2026-02-17 20:24:16 +00:00
13 changed files with 204 additions and 253 deletions
--- a/docs/plans/completed/monitoring-migration-victoriametrics.md
+++ b/docs/plans/completed/monitoring-migration-victoriametrics.md
@@ -0,0 +1,156 @@
 # Monitoring Stack Migration to VictoriaMetrics
 ## Overview
 Migrate from Prometheus to VictoriaMetrics on a new host (monitoring02) to gain better compression
 and longer retention. Run in parallel with monitoring01 until validated, then switch over using
 a `monitoring` CNAME for seamless transition.
 ## Current State
 **monitoring02** (10.69.13.24) - **PRIMARY**:
 - 4 CPU cores, 8GB RAM, 60GB disk
 - VictoriaMetrics with 3-month retention
 - vmalert with alerting enabled (routes to local Alertmanager)
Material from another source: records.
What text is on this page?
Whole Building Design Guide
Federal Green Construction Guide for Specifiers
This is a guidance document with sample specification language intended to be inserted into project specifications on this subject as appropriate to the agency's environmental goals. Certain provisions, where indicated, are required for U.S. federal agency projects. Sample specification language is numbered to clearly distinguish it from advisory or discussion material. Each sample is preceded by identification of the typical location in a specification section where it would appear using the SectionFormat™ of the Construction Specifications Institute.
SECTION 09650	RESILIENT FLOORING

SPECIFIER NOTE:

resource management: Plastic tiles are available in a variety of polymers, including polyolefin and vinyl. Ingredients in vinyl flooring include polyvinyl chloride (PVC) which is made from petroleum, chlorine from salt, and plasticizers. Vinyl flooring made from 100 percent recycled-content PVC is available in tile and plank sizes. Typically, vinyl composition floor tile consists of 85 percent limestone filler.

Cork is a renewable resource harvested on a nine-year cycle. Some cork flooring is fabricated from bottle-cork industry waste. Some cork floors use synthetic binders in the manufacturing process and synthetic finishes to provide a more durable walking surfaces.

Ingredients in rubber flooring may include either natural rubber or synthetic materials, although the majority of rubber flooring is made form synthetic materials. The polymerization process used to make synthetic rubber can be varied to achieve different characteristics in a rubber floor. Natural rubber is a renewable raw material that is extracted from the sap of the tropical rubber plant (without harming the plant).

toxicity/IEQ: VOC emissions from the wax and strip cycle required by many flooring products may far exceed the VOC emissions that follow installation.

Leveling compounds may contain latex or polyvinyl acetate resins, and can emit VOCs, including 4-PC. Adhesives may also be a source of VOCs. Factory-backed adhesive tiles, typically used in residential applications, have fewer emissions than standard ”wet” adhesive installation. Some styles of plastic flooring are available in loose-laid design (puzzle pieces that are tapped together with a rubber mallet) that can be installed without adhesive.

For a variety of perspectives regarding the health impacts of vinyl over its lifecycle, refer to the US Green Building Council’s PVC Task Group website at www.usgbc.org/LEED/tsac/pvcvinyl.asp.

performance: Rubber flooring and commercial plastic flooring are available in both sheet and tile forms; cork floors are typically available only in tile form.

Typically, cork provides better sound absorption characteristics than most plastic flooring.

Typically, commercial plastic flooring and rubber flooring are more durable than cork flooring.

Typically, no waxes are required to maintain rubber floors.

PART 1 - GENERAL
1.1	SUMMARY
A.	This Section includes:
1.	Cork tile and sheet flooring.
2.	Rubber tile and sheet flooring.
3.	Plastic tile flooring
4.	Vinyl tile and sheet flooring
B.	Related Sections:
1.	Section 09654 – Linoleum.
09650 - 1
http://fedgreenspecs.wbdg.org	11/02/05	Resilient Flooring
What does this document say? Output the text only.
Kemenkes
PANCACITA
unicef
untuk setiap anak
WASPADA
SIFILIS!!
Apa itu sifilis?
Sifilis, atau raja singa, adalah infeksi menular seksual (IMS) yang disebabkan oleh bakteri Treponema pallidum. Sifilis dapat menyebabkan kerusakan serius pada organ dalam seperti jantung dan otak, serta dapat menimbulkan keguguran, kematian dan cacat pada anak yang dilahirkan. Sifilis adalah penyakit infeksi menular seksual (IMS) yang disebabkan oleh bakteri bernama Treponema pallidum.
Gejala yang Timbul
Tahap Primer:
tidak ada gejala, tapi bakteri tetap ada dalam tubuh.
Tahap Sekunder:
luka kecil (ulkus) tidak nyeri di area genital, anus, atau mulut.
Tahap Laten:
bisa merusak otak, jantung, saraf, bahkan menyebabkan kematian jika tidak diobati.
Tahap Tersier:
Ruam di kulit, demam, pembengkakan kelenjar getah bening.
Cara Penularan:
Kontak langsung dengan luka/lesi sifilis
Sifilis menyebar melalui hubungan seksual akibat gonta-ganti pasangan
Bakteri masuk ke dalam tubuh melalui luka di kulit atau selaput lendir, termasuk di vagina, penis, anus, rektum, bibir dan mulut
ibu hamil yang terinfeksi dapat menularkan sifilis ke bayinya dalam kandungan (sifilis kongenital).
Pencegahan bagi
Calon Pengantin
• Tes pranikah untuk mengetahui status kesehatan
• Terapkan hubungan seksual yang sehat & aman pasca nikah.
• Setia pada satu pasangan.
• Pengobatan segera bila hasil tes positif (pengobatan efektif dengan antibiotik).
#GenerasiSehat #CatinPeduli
 - Alertmanager -> alerttonotify -> NATS notification pipeline
 - Grafana with Kanidm OIDC (`grafana.home.2rjus.net`)
 - Loki (log aggregation)
 - CNAMEs: monitoring, alertmanager, grafana, grafana-test, metrics, vmalert, loki
 **monitoring01** (10.69.13.13) - **SHUT DOWN**:
 - No longer running, pending decommission
 ## Decision: VictoriaMetrics
 Per `docs/plans/long-term-metrics-storage.md`, VictoriaMetrics is the recommended starting point:
 - Single binary replacement for Prometheus
 - 5-10x better compression (30 days could become 180+ days in same space)
 - Same PromQL query language (Grafana dashboards work unchanged)
 - Same scrape config format (existing auto-generated configs work)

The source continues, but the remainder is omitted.